Let $(f_n)$ be a sequence of differentiable functions defined on the closed interval $[a,b]$, and assume $(f'_n)$ converges uniformly to a function $g$ on $[a,b]$. If there exists a point $x_0 \in [a,b]$ for which $f_n(x_0)$ is convergent, then $(f_n)$ converges uniformly. Moreover, the limit function $f= \lim f_n$ is differentiable and satisfies $f' = g$.

The sequence $(q_n)$ satisfies the hypothesis of this theorem because $(q_n)$ converges for at least one point in $[a,b]$, and the sequence of derivatives $(q'_n)$, where $\forall n, q'_n = p_n$, is uniformly convergent. By construction $\lim p_n = f'$, and so the theorem implies $(q_n)$ uniformly converges to some $h$, where $h' = f'$. Thus $h$ and $f$ have the same derivative. Since properties of the integral can't be used (this is before the integration section in the book) , let's use  the extended/generalized Mean Value Theorem (MVT). Since $f'=h'$ and by construction $f(a)=h(a)$, the generalized MVT implies $f = h$.

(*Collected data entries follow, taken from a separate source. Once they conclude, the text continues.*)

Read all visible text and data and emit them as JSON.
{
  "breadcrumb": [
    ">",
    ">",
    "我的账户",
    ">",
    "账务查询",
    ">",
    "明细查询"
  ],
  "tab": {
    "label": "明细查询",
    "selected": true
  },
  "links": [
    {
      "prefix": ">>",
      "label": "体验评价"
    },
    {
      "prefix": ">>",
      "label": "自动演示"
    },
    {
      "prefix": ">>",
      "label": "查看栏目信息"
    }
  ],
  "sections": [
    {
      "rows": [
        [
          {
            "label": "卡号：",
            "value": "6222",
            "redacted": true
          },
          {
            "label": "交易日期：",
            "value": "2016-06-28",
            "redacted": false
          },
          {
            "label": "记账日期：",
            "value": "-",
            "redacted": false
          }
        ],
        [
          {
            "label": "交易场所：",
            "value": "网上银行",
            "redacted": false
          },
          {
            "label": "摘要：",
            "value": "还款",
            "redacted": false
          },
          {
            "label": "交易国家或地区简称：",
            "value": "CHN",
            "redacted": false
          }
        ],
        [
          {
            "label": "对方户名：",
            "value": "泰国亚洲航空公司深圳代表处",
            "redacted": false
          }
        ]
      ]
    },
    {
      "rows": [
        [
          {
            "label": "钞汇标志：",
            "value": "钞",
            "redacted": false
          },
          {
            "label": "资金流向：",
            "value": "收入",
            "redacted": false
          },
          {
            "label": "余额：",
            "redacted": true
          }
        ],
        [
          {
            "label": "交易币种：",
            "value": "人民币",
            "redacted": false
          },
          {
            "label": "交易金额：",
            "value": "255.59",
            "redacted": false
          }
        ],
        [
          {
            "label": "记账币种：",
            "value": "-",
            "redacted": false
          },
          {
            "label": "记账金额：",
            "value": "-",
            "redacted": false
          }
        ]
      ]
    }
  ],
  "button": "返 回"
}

Thus on $[a,b]$ , $(q_n)$ is a sequence of polynomials uniformly converging to $f$, and $(q'_n)$ uniformly converges to $f'$. So by definition of uniform convergence, $\forall \epsilon >0$, we can find some $m$ such that $\forall x\in [a,b], |q_m(x) - f(x)| < \epsilon$ and $|q'_m(x) - f(x)| < \epsilon$.